Regards, Some of my work,
This is still the house we’re looking for after selling ours in 2022. We rent a house and store our things, which are both big monthly costs. Our over-a-million-dollar savings and the money from the sale are in high-yield money-market accounts that have grown by 5.3% and a CD that has grown by 5.4%.
When the Federal Reserve lowers interest rates, I’m mostly worried that the monthly gains from high-interest money-market accounts will go down. That could mean that we spend more money than we earn, which would be bad for our budget.
How should we proceed? We need to keep some cash on hand so that we can use it if we find a home. Some CDs give more than 5%, but they are only good for a short time, like three months. How much will the rates be then? Also, will my cash be secure? Before I put money into a bank, I always make sure it’s stable, but I’m not sure about some of the deals out there.
Greetings Dreaming,
Big changes are happening in the U.S. economy, which can make it hard for regular people to plan their lives. The Federal Reserve’s actions affect banks and other financial institutions, which in turn affects all of us.
When the interest rate on savings accounts goes down, so should the interest rate on mortgages. If you plan to get a mortgage to buy a house, the short-term gains you miss out on with your money-market account would be more than made up for by the lower mortgage rate over 30 years.
Take a look at the numbers here. Let’s say you put $1 million in a money-market account, a CD, or any other interest-earning property. Over the course of the year, your rate drops by 1%, from 5% to 4%. If you leave the money where it is, you may have about $10,000 less than you did before, based on when and how much rates change.

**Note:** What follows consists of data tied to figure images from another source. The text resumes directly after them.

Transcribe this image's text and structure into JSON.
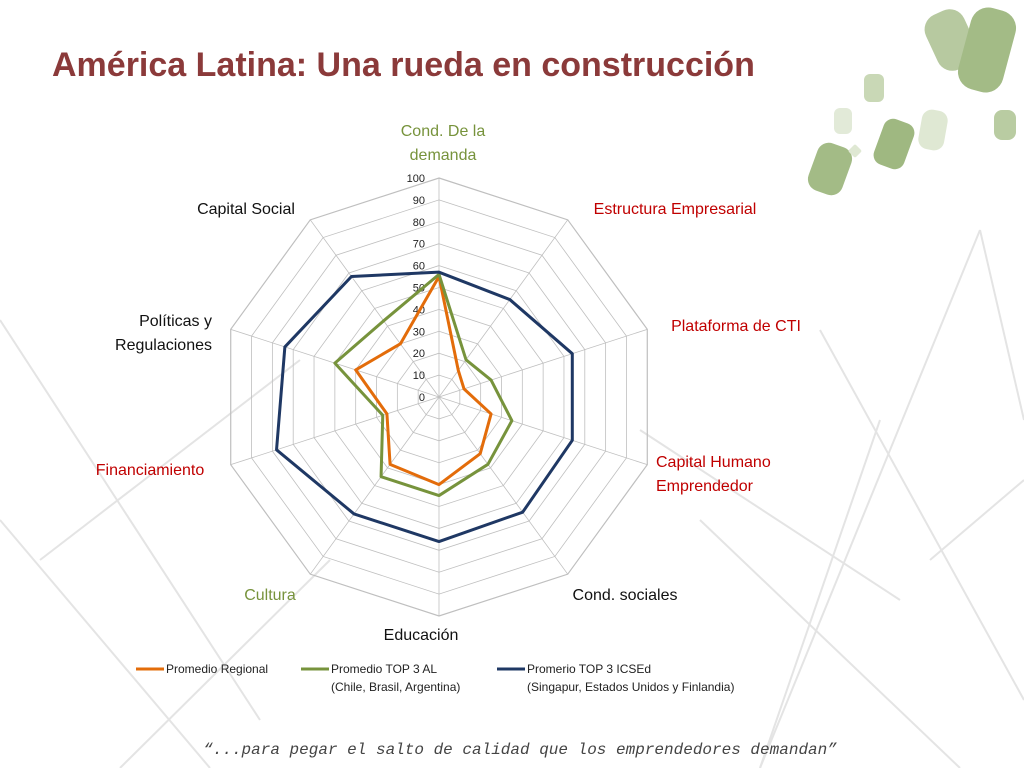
{
  "slide": {
    "title": "América Latina: Una rueda en construcción",
    "footer": "“...para pegar el salto de calidad que los emprendedores demandan”"
  },
  "colors": {
    "title": "#8b3a3a",
    "grid": "#bfbfbf",
    "label_default": "#111111",
    "label_red": "#c00000",
    "label_green": "#77933c",
    "decoration_green": "#a9bf8c"
  },
  "chart_data": {
    "type": "radar",
    "title": "",
    "categories": [
      "Cond. De la demanda",
      "Estructura Empresarial",
      "Plataforma de CTI",
      "Capital Humano Emprendedor",
      "Cond. sociales",
      "Educación",
      "Cultura",
      "Financiamiento",
      "Políticas y Regulaciones",
      "Capital Social"
    ],
    "category_lines": [
      [
        "Cond. De la",
        "demanda"
      ],
      [
        "Estructura Empresarial"
      ],
      [
        "Plataforma de CTI"
      ],
      [
        "Capital Humano",
        "Emprendedor"
      ],
      [
        "Cond. sociales"
      ],
      [
        "Educación"
      ],
      [
        "Cultura"
      ],
      [
        "Financiamiento"
      ],
      [
        "Políticas y",
        "Regulaciones"
      ],
      [
        "Capital Social"
      ]
    ],
    "category_colors": [
      "#77933c",
      "#c00000",
      "#c00000",
      "#c00000",
      "#111111",
      "#111111",
      "#77933c",
      "#c00000",
      "#111111",
      "#111111"
    ],
    "rlim": [
      0,
      100
    ],
    "ticks": [
      "0",
      "10",
      "20",
      "30",
      "40",
      "50",
      "60",
      "70",
      "80",
      "90",
      "100"
    ],
    "grid": true,
    "legend_position": "bottom",
    "series": [
      {
        "name": "Promedio Regional",
        "name_line2": "",
        "color": "#e36c0a",
        "values": [
          55,
          15,
          12,
          25,
          32,
          40,
          38,
          25,
          40,
          30
        ]
      },
      {
        "name": "Promedio TOP 3 AL",
        "name_line2": "(Chile, Brasil,  Argentina)",
        "color": "#77933c",
        "values": [
          56,
          21,
          25,
          35,
          38,
          45,
          45,
          27,
          50,
          43
        ]
      },
      {
        "name": "Promerio TOP 3 ICSEd",
        "name_line2": "(Singapur, Estados Unidos y Finlandia)",
        "color": "#1f3864",
        "values": [
          57,
          55,
          64,
          64,
          65,
          66,
          66,
          78,
          74,
          68
        ]
      }
    ]
  }
}
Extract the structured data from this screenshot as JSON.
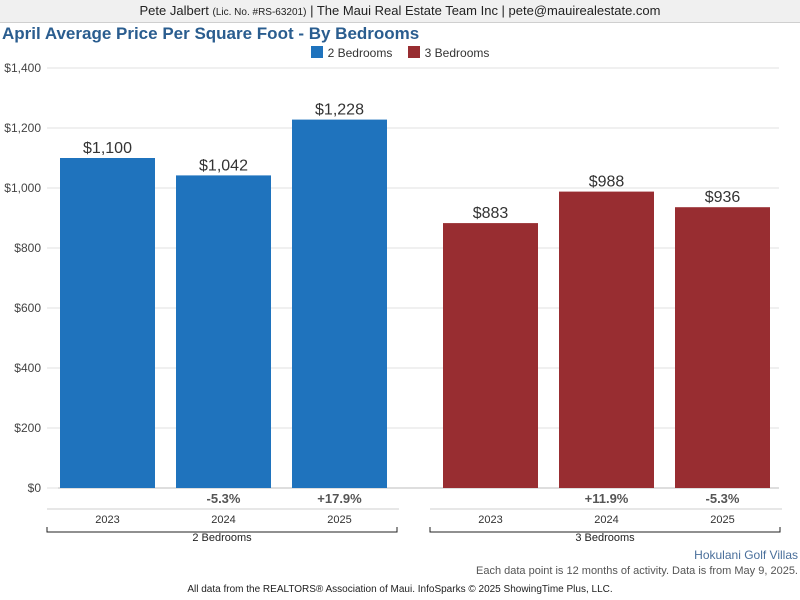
{
  "header": {
    "name": "Pete Jalbert",
    "license": "(Lic. No. #RS-63201)",
    "rest": "| The Maui Real Estate Team Inc | pete@mauirealestate.com"
  },
  "colors": {
    "series_2br": "#1f73bd",
    "series_3br": "#982d31"
  },
  "chart_data": {
    "type": "bar",
    "title": "April Average Price Per Square Foot - By Bedrooms",
    "ylim": [
      0,
      1400
    ],
    "y_ticks": [
      {
        "value": 0,
        "label": "$0"
      },
      {
        "value": 200,
        "label": "$200"
      },
      {
        "value": 400,
        "label": "$400"
      },
      {
        "value": 600,
        "label": "$600"
      },
      {
        "value": 800,
        "label": "$800"
      },
      {
        "value": 1000,
        "label": "$1,000"
      },
      {
        "value": 1200,
        "label": "$1,200"
      },
      {
        "value": 1400,
        "label": "$1,400"
      }
    ],
    "grid": true,
    "legend_position": "top-center",
    "categories": [
      "2023",
      "2024",
      "2025"
    ],
    "series": [
      {
        "name": "2 Bedrooms",
        "group_label": "2 Bedrooms",
        "values": [
          1100,
          1042,
          1228
        ],
        "value_labels": [
          "$1,100",
          "$1,042",
          "$1,228"
        ],
        "changes": [
          "",
          "-5.3%",
          "+17.9%"
        ]
      },
      {
        "name": "3 Bedrooms",
        "group_label": "3 Bedrooms",
        "values": [
          883,
          988,
          936
        ],
        "value_labels": [
          "$883",
          "$988",
          "$936"
        ],
        "changes": [
          "",
          "+11.9%",
          "-5.3%"
        ]
      }
    ]
  },
  "place_name": "Hokulani Golf Villas",
  "note": "Each data point is 12 months of activity. Data is from May 9, 2025.",
  "footer": "All data from the REALTORS® Association of Maui. InfoSparks © 2025 ShowingTime Plus, LLC."
}
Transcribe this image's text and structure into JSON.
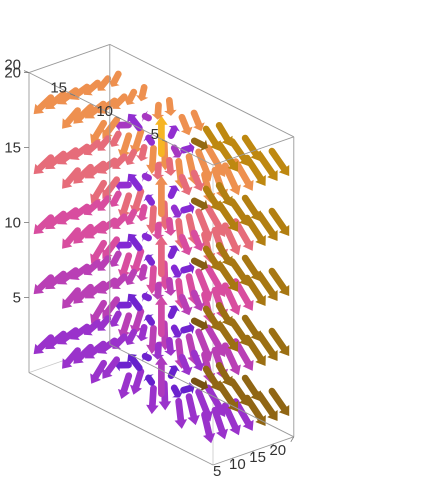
{
  "chart_data": {
    "type": "vector-field-3d",
    "title": "",
    "xlabel": "",
    "ylabel": "",
    "zlabel": "",
    "axes": {
      "x": {
        "range": [
          0,
          20
        ],
        "ticks": [
          "5",
          "10",
          "15",
          "20"
        ]
      },
      "y": {
        "range": [
          0,
          20
        ],
        "ticks": [
          "5",
          "10",
          "15",
          "20"
        ]
      },
      "z": {
        "range": [
          0,
          20
        ],
        "ticks": [
          "5",
          "10",
          "15",
          "20"
        ]
      }
    },
    "boxed": true,
    "grid": false,
    "field_center": {
      "x": 10,
      "y": 10
    },
    "colors": {
      "low": "#2a0f4e",
      "mid_low": "#5a1ec8",
      "mid": "#8a2bd6",
      "mid_high": "#e0509a",
      "high": "#f6b524"
    },
    "colors_far_side": {
      "low": "#4a2a10",
      "mid": "#8a6214",
      "high": "#c9900f"
    }
  }
}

But if you borrow $750,000 for a mortgage, the 1% difference between a 6.5% loan and a 5.5% loan means that you will pay about $500 less each month. If you have a 30-year debt, that adds up to about $180,000. Those numbers will change based on how much you borrow and the interest rate you get, but the ratio will always be the same. You can use an online tool to get your own numbers.
“The good thing is that the money is safe in the money market while you look.” A certified financial planner in Phoenix named Raman Singh said, “You’re not losing principal, not even a dollar.” “You’re better off losing the interest rate war because you’ll know your money will stay safe and you can buy a new house with a lower rate when you’re ready.”
Consider long-term goals.
Of course, there are some things you should keep in mind. The best move for you will depend on when you plan to buy a new home and how much cash you need for it.
When the year is up, the money shouldn’t just be in high-yield savings anymore. Afterward, you should include it in a fixed-income strategy along with high-yield savings, explained Singh.
You should think about how much you want to spend because the money you don’t need for the house could be saved for later. You could spend that in a different way, maybe by taking on a little more risk in the hopes of getting a bigger return over time.
“You have to figure out how much risk you are willing to take so that you can put your money in a portfolio that is designed for long-term goals and requires some value fluctuations,” said Ryan Zabrowski, a certified financial planner at St. Louis-based Krilogy.
Your assets should also be protected by the Federal Deposit Insurance Corp. You can only keep $250,000 in savings in one bank account, but if you have $1 million in savings in just your name at that bank, you are well over that limit.
Zabrowski said, “When you see managers of large nest eggs’ cash, they pick them from different banks.”
You should be able to wait until you buy your dream home as long as you make sure that any bank you do business with has the important FDIC insurance, adhere to the limits, and read the fine print on any CD conditions (avoid the callable ones, which is what I did lately).